The election has inordinate number of tax issues as far as I can tell — whether it’s Trump’s tax returns or the operations of the Clinton or Trump Foundations — there’s a lot info out there that your average tax professional might find interesting and worth discussing with colleagues.
This is made slightly more complicated because it’s a presidential election between two historically divisive candidates. Honest to God, this campaign is only slightly more polarizing than a three-way race between olives, black licorice and blue cheese for most-hated food.
So the question is — can accountants, particularly those with tax knowledge, have civil discussions about these issues in the workplace? Should they have the discussions at all?
This CFO article from last week cautions against allowing unfettered political discussions:
Earnest conversations about current events can contribute to productive bonding among employees. At the same time, companies should walk the proverbial fine line when it comes to topics, such as this year’s impending election, that have emotions running high, according to employment attorney Jacob Oslick of law firm Seyfarth Shaw.
“Political tensions can create unnecessary conflict in the workplace and pose risks to employers,” Oslick says. “Employers should convey to employees that, if they want to discuss politics in the workplace, they should be tolerant, civil, and non-derogatory toward people who think differently from them.”
Okay, I agree that lots of people are completely incapable of having an emotion-free political discussion involving HRC or DJT, but as noted, there are relevant topics of discussion to be had for a lot of accountants; if two people can have a decent conversation, why shouldn’t they?
I think, for starters, there's a lot to be said for workplace tact. Political conversations can spiral out of control fast and even a friendly disagreement could become contentious pretty quickly. Second, it's one thing to talk about tax policy or returns, it's quite another to call Trump a misogynist, xenophobic, race-baiting oaf or calling Hillary Clinton a self-interested, corrupt, reckless monster. See?! It's really easy to things to devolve into character assassination. Third, don't you have work to do?

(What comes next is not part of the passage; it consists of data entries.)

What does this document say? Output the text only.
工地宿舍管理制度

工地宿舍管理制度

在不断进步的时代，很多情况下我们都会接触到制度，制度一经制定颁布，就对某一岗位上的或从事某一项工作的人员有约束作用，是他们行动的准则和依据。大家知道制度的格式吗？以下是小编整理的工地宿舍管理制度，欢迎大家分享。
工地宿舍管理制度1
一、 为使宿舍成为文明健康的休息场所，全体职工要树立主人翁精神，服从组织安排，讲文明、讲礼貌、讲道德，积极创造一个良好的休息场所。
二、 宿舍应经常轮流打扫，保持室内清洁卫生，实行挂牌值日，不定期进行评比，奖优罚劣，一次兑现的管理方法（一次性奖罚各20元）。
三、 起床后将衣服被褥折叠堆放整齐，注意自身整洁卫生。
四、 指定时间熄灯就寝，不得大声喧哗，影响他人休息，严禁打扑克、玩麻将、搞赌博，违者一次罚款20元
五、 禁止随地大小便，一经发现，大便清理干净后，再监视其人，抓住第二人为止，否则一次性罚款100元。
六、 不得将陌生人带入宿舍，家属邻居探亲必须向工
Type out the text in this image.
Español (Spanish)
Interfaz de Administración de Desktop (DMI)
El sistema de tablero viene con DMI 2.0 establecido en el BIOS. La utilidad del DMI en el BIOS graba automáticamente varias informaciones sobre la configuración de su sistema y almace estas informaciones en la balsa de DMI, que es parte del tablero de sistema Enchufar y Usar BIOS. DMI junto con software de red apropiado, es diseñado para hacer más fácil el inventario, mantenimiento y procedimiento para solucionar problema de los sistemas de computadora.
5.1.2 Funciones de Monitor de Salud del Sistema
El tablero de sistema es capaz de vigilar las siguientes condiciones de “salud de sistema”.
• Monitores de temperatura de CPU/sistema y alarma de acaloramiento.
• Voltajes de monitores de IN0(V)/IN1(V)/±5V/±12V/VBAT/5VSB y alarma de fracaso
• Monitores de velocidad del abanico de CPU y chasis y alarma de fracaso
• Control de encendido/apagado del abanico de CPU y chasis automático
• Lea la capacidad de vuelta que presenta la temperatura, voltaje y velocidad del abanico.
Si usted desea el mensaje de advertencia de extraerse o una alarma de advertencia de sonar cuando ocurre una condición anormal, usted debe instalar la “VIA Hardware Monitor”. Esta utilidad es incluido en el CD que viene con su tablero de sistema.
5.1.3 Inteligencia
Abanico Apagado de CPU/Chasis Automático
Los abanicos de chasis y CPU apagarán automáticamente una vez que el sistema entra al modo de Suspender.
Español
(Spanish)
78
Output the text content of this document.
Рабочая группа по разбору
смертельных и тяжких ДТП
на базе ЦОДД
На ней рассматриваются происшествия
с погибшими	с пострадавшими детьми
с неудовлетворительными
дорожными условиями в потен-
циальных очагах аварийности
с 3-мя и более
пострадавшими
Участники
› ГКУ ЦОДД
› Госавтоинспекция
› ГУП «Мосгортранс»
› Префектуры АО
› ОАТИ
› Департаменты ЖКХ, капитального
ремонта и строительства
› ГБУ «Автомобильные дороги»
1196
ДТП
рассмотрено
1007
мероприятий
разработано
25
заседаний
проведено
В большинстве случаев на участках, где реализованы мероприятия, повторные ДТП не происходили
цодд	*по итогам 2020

Personally, I think if two people are comfortable agreeing to disagree on topics like Trump's tax returns, a fair amount can be learned from each other. But if you wind up in a discussion with someone who's more interested in comparing each candidate's list of lies, then it seems like a waste of time and maybe even a hostile work environment if people can't contain themselves. Honestly, if you can't keep it civil, just go scream into the void on Facebook with the rest of our crazy relatives.
What say you? Do you have political discussions at work or avoid them? Can or should accountants talk politics at the office? Discuss.